Edith--the "white-haired," older twin by 17 minutes--is a staid, retired law librarian, who had lived in the apartment with their mother her entire life. When the sisters first discover the mushroom, Edith is in the process of compiling the letters to submit for exhibit at the Smithsonian. Kat, on the other hand, is a romantic free spirit, a "blond with white roots." She has recently returned to the city after a yearlong vagabond existence with high hopes to secure a book deal for the letters.
Edith sees Kat as her "poor delusional sister" who had always "mistaken irresponsibility for daring, eccentricity for originality, obsession for intimacy." But beyond their differences, they both agree the mysterious, now suddenly spreading, fungus needs to be stopped; Mother's letters are at stake. Edith repeatedly calls the owner of the apartment building, Vida Cebu, a Shakespearian actress on "the kind side of middle age," whose claim to fame is a commercial for the first-ever female sexual-enhancement pill designed for "college-educated woman between forty and sixty whose husbands or boyfriends already took erectile dysfunction pills." Self-important Vida, however, is too busy pursuing her acting career to respond to Edith's repeated pleas for help or even to notice that the closet in her own apartment is being secretly occupied by a Russian teen, the former au pair of Vida's agent and lawyer, who was fired for giving the agent's baby a "tiny chip of Ambien to help him nap."
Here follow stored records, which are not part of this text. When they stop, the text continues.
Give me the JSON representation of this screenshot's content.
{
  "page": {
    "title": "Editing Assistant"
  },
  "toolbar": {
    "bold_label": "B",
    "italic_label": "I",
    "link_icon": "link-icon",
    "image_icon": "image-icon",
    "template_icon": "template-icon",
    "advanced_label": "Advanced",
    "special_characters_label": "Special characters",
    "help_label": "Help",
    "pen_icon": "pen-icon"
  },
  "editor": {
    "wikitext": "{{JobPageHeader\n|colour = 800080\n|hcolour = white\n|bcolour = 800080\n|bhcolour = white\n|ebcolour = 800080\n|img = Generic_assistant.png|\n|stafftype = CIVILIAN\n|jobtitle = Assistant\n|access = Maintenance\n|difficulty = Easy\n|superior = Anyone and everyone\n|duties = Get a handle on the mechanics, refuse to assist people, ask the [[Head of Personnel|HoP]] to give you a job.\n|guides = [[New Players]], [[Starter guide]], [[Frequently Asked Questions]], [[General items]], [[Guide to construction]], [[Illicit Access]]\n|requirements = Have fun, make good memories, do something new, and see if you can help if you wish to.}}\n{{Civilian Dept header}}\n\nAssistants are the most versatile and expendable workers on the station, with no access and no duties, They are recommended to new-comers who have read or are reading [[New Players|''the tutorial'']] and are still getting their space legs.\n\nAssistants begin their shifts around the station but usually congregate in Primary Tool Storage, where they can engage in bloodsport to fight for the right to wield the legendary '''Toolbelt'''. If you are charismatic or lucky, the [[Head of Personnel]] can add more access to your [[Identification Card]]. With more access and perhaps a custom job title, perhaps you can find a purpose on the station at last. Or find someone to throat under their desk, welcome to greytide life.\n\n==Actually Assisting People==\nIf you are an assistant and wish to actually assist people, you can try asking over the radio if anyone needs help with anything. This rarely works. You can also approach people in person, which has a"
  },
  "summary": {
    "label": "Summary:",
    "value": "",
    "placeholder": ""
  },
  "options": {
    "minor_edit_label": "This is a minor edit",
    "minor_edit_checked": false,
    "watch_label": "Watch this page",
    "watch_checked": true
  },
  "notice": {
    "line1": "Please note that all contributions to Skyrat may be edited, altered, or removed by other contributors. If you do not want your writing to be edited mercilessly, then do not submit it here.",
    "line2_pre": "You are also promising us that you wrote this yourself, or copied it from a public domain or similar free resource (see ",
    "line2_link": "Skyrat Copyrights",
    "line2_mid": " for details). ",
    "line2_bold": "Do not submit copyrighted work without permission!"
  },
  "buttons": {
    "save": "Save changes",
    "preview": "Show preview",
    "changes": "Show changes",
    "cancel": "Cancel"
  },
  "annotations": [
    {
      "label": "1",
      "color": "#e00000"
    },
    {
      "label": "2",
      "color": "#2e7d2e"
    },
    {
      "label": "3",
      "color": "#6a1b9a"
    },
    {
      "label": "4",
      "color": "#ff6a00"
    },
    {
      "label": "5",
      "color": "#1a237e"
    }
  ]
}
Rich, quirky characterizations, witty insights into human nature and cruel twists of fate metamorphose the initial absurdity of the narrative into a profound, suspenseful story. The virulent fungus gains strength as calamity spreads beyond the apartment. Ill-equipped hazmat teams try to quell citywide pandemonium while the growing plague wreaks widespread havoc and claims lives in the process.
The story examines how larger-than-life events can strip human beings of everything--especially those steeped in the trappings of the modern world--in order to fill their souls with empathy, compassion and the healing powers of love and forgiveness. Insurance companies ultimately declare the devastating toll of the fungus as an "act of God," and perhaps a higher power had a hand, too, in the unexpected personal transformations of those inhabiting this thoroughly entertaining and unforgettable microcosm that reflects the realities of life. --Kathleen Gerard, blogger at Reading Between the Lines
Shelf Talker: A mysterious, virulent fungus originating from the closet of a Brooklyn apartment building becomes a calamitous, life-changing force.